The data above is used to calculate plant root length and mycorrhizal root length of the total sample based on the assumption that distribution of mycorrhizae in the small pooled sample reflects the distribution of mycorrhizae throughout the entire root system.

Dry weight of small sample stained to measure colonization (DW1)

This calculation is performed by setting up a proportion and solving for x (DW1), as follows:

DW2/FW2 = x/FW1

(FW2)(x) = (FW1)(DW2)

x or DW1 = (FW1)(DW2)/FW2

Mycorrhizal root length in large (unstained) sample (R3)

This calculation is an estimate based on the actual measurement of mycorrhizal root length in the small stained sample (R2).

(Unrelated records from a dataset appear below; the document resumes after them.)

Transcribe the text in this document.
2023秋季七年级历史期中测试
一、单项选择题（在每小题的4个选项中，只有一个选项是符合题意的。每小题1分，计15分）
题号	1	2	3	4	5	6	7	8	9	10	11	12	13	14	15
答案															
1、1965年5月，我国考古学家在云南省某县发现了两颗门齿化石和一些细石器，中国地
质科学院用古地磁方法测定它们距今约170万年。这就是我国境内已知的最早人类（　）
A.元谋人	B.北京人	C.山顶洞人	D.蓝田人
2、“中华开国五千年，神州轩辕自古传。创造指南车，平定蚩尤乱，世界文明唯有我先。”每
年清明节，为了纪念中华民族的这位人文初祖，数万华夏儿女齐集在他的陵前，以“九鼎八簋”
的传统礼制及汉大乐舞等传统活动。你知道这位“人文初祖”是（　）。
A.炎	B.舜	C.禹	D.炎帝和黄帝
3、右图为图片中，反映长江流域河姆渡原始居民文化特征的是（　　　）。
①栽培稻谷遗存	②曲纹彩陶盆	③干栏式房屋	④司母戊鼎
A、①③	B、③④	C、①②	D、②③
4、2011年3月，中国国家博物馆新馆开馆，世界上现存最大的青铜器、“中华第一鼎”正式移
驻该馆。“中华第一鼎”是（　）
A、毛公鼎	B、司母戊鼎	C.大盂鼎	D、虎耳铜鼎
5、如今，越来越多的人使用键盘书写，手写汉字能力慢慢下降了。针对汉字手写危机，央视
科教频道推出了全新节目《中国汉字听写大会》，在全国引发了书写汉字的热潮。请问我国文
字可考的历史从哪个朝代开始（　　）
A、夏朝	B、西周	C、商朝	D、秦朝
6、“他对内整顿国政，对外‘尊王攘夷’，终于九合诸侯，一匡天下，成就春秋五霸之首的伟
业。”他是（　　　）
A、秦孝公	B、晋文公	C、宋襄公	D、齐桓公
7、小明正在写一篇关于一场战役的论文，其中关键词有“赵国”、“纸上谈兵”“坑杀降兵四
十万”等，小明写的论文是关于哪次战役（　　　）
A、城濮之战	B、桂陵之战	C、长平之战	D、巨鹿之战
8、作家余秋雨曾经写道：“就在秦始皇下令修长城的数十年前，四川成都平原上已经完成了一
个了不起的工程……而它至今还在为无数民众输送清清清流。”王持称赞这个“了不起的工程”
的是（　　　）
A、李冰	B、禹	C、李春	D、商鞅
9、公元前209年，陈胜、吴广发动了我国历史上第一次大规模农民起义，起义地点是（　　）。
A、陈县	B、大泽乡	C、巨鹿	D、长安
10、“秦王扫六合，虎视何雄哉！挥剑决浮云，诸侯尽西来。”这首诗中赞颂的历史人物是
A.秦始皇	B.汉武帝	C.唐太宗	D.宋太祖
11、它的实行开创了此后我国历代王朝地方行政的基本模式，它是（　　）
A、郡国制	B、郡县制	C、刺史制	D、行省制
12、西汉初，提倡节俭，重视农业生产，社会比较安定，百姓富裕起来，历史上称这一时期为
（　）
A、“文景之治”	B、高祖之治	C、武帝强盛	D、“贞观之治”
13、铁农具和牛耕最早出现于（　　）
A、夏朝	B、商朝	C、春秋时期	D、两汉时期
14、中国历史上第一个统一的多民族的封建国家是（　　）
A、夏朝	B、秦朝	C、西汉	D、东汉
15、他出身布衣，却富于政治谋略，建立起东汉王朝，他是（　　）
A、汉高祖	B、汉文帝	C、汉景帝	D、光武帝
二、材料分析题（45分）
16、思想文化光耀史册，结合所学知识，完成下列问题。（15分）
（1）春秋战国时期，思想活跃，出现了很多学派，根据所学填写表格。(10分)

Another proportion is set up and solved for x (R3), as follows:

R2/DW1 = x/DW2

(DW1)(x) = (R2)(DW2)

x or R3 = (R2)(DW2)/DW1

Total mycorrhizal root length = R2 + R3

Total plant root length can be estimated by substituting R1 for R2 in the same set of calculations. This estimate is valid only if the root architecture in the small sample (which usually consists of only fine roots) resembles that of the rest of the root system—the large sample.


Giovanetti, M. and B. Mosse. 1980. An evaluation of techniques for measuring vesicular mycorrhizal infection in roots. New Phytologist 97:447-453.